En médecine les transferts de technologie sont très nombreux et l’on peut citer
- le traitement du diabète : les pompes à insuline actuelles s’inspirent d’une mécanique présente dans le laboratoire biologique du vaisseau spatial Viking qui a exploré la surface de Mars;
- la minuscule pompe d’assistance ventriculaire, utilisée dans les cœurs artificiels, est dérivée des pompes à carburant de la navette spatiale américaine;
- les appareils de dialyse qui filtrent et éliminent les éléments toxiques du sang en cas d’insuffisance rénale sont issus du système de recyclage des fluides (urine, notamment) mis en place lors des missions Apollo;
- l’IRM médicale qui a été développée (améliorée) par la NASA pour finement photographier la surface lunaire afin de préparer les alunissages. Le procédé ainsi perfectionné permet l’exploration du corps humain en 2D et en 3D.
On pourrait dresser un véritable catalogue à la Prévert de toutes ces applications qui sont à des années-lumière du concept de gadget. Aux détracteurs d’une exploration spatiale aux coûts somptuaires on peut répondre que ces innovations ont une réelle utilité autant individuelle que collective et que le retour sur investissement est significatif.
Et après …
Après l’époque des pionniers qui ont démontré la capacité technique de l’exploration spatiale vient le temps économique.
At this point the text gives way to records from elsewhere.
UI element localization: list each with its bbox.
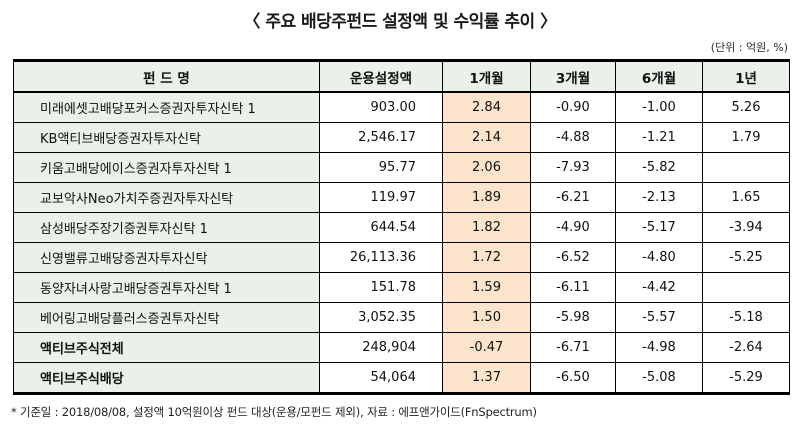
return-1m-cell: 2.06	[442, 152, 531, 183]
footnote: * 기준일 : 2018/08/08, 설정액 10억원이상 펀드 대상(운용/…	[11, 405, 537, 419]
fund-name-cell: KB액티브배당증권자투자신탁	[13, 122, 320, 153]
aum-cell: 903.00	[319, 91, 443, 123]
return-1y-cell	[702, 152, 790, 183]
col-header-6m: 6개월	[615, 60, 703, 93]
table-row: 삼성배당주장기증권투자신탁 1 644.54 1.82 -4.90 -5.17 …	[13, 212, 790, 243]
return-6m-cell: -4.98	[615, 332, 703, 363]
aum-cell: 26,113.36	[319, 242, 443, 273]
return-1y-cell: 1.65	[702, 182, 790, 213]
fund-name-cell: 삼성배당주장기증권투자신탁 1	[13, 212, 320, 243]
return-1y-cell: -5.25	[702, 242, 790, 273]
aum-cell: 95.77	[319, 152, 443, 183]
return-3m-cell: -6.50	[530, 362, 616, 394]
table-row: 동양자녀사랑고배당증권투자신탁 1 151.78 1.59 -6.11 -4.4…	[13, 272, 790, 303]
fund-name-cell: 액티브주식전체	[13, 332, 320, 363]
return-6m-cell: -5.82	[615, 152, 703, 183]
aum-cell: 248,904	[319, 332, 443, 363]
fund-name-cell: 베어링고배당플러스증권투자신탁	[13, 302, 320, 333]
return-6m-cell: -5.17	[615, 212, 703, 243]
return-3m-cell: -7.93	[530, 152, 616, 183]
return-1m-cell: -0.47	[442, 332, 531, 363]
return-1m-cell: 1.82	[442, 212, 531, 243]
table-row: 액티브주식배당 54,064 1.37 -6.50 -5.08 -5.29	[13, 362, 790, 394]
return-1m-cell: 2.84	[442, 91, 531, 123]
fund-name-cell: 키움고배당에이스증권자투자신탁 1	[13, 152, 320, 183]
table-row: 미래에셋고배당포커스증권자투자신탁 1 903.00 2.84 -0.90 -1…	[13, 91, 790, 123]
return-1y-cell: 1.79	[702, 122, 790, 153]
aum-cell: 54,064	[319, 362, 443, 394]
header-row: 펀 드 명 운용설정액 1개월 3개월 6개월 1년	[13, 60, 790, 93]
return-6m-cell: -2.13	[615, 182, 703, 213]
return-1m-cell: 1.59	[442, 272, 531, 303]
col-header-1y: 1년	[702, 60, 790, 93]
return-1y-cell: 5.26	[702, 91, 790, 123]
return-3m-cell: -6.52	[530, 242, 616, 273]
return-6m-cell: -4.42	[615, 272, 703, 303]
table-row: 신영밸류고배당증권자투자신탁 26,113.36 1.72 -6.52 -4.8…	[13, 242, 790, 273]
col-header-1m: 1개월	[442, 60, 531, 93]
return-3m-cell: -4.88	[530, 122, 616, 153]
return-1m-cell: 1.50	[442, 302, 531, 333]
return-1m-cell: 1.72	[442, 242, 531, 273]
return-3m-cell: -6.11	[530, 272, 616, 303]
return-1y-cell: -5.18	[702, 302, 790, 333]
fund-name-cell: 미래에셋고배당포커스증권자투자신탁 1	[13, 91, 320, 123]
return-6m-cell: -5.57	[615, 302, 703, 333]
return-1y-cell	[702, 272, 790, 303]
page-title: 〈 주요 배당주펀드 설정액 및 수익률 추이 〉	[243, 12, 557, 32]
unit-note: (단위 : 억원, %)	[710, 41, 788, 54]
fund-name-cell: 액티브주식배당	[13, 362, 320, 394]
return-6m-cell: -1.00	[615, 91, 703, 123]
table-row: 액티브주식전체 248,904 -0.47 -6.71 -4.98 -2.64	[13, 332, 790, 363]
col-header-3m: 3개월	[530, 60, 616, 93]
fund-name-cell: 교보악사Neo가치주증권자투자신탁	[13, 182, 320, 213]
return-6m-cell: -1.21	[615, 122, 703, 153]
table-row: 키움고배당에이스증권자투자신탁 1 95.77 2.06 -7.93 -5.82	[13, 152, 790, 183]
col-header-aum: 운용설정액	[319, 60, 443, 93]
return-1y-cell: -3.94	[702, 212, 790, 243]
aum-cell: 2,546.17	[319, 122, 443, 153]
table-row: 베어링고배당플러스증권투자신탁 3,052.35 1.50 -5.98 -5.5…	[13, 302, 790, 333]
aum-cell: 119.97	[319, 182, 443, 213]
return-3m-cell: -6.71	[530, 332, 616, 363]
return-1m-cell: 2.14	[442, 122, 531, 153]
fund-name-cell: 신영밸류고배당증권자투자신탁	[13, 242, 320, 273]
return-1m-cell: 1.37	[442, 362, 531, 394]
return-3m-cell: -6.21	[530, 182, 616, 213]
return-1m-cell: 1.89	[442, 182, 531, 213]
aum-cell: 644.54	[319, 212, 443, 243]
return-6m-cell: -4.80	[615, 242, 703, 273]
aum-cell: 3,052.35	[319, 302, 443, 333]
return-3m-cell: -5.98	[530, 302, 616, 333]
return-3m-cell: -4.90	[530, 212, 616, 243]
return-3m-cell: -0.90	[530, 91, 616, 123]
table-row: KB액티브배당증권자투자신탁 2,546.17 2.14 -4.88 -1.21…	[13, 122, 790, 153]
return-6m-cell: -5.08	[615, 362, 703, 394]
table-row: 교보악사Neo가치주증권자투자신탁 119.97 1.89 -6.21 -2.1…	[13, 182, 790, 213]
fund-table: 펀 드 명 운용설정액 1개월 3개월 6개월 1년 미래에셋고배당포커스증권자…	[13, 59, 790, 395]
col-header-fund-name: 펀 드 명	[13, 60, 320, 93]
fund-name-cell: 동양자녀사랑고배당증권투자신탁 1	[13, 272, 320, 303]
aum-cell: 151.78	[319, 272, 443, 303]
return-1y-cell: -5.29	[702, 362, 790, 394]
return-1y-cell: -2.64	[702, 332, 790, 363]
Deux nouveaux acteurs : SpaceX et Blue Origin, qui ont attribué à l’espace une valeur marchande avec une ubérisation des coups de lancement et des satellites ce qui peut relancer une nouvelle forme de conquête.
De nombreux start’upers rêvent déjà d’usines de l’espace où l’on ferait de l’impression 3D en apesanteur, où seraient produits des « super » fibres optiques et même pour fabriquer des organes à partir de cellules souches. Tous ces projets nécessitent avant tout une analyse de la valeur pour que leur éventuelle réalisation soit basée sur un modèle économique rentable.
Dans un autre registre des travaux sont menés pour augmenter les ressources des astronautes de futures expéditions lointaines avec des approvisionnements sur la lune en eau en énergie. Ainsi l’hélium-3 (3He) présent sur la lune pourrait servir à produire le carburant des vaisseaux spatiaux interplanétaires. L’alimentation des futurs équipage fait aussi l’objet de recherches (programme MELiSSA) : il y a des essais de germination de plants de tomate en cours dans une chambre ad’hoc du satellite Eu:CROPIS et la culture des haricots verts, prévue dans l’ISS d’ici à 2021.
En imaginant que, dans les décennies futures, les programmes d’exploration vers Mars et Vénus soient réalisés avec des collectes d’échantillons et en supposant l’exploitation de minerais des astéroïdes ou d’Hélium3 lunaire, l’homme sera certainement tenté d’élargir le terrain de jeu spatial au système solaire tout entier voire au-delà. Cela dit ce ne sera possible qu’avec de nouveau moyens de propulsion car avec la technologie actuelle il faudrait 80 000 ans pour aller jusqu’à Proxima du Centaure qui est l’étoile la plus proche de nous à 4,2 millions d’années-lumière.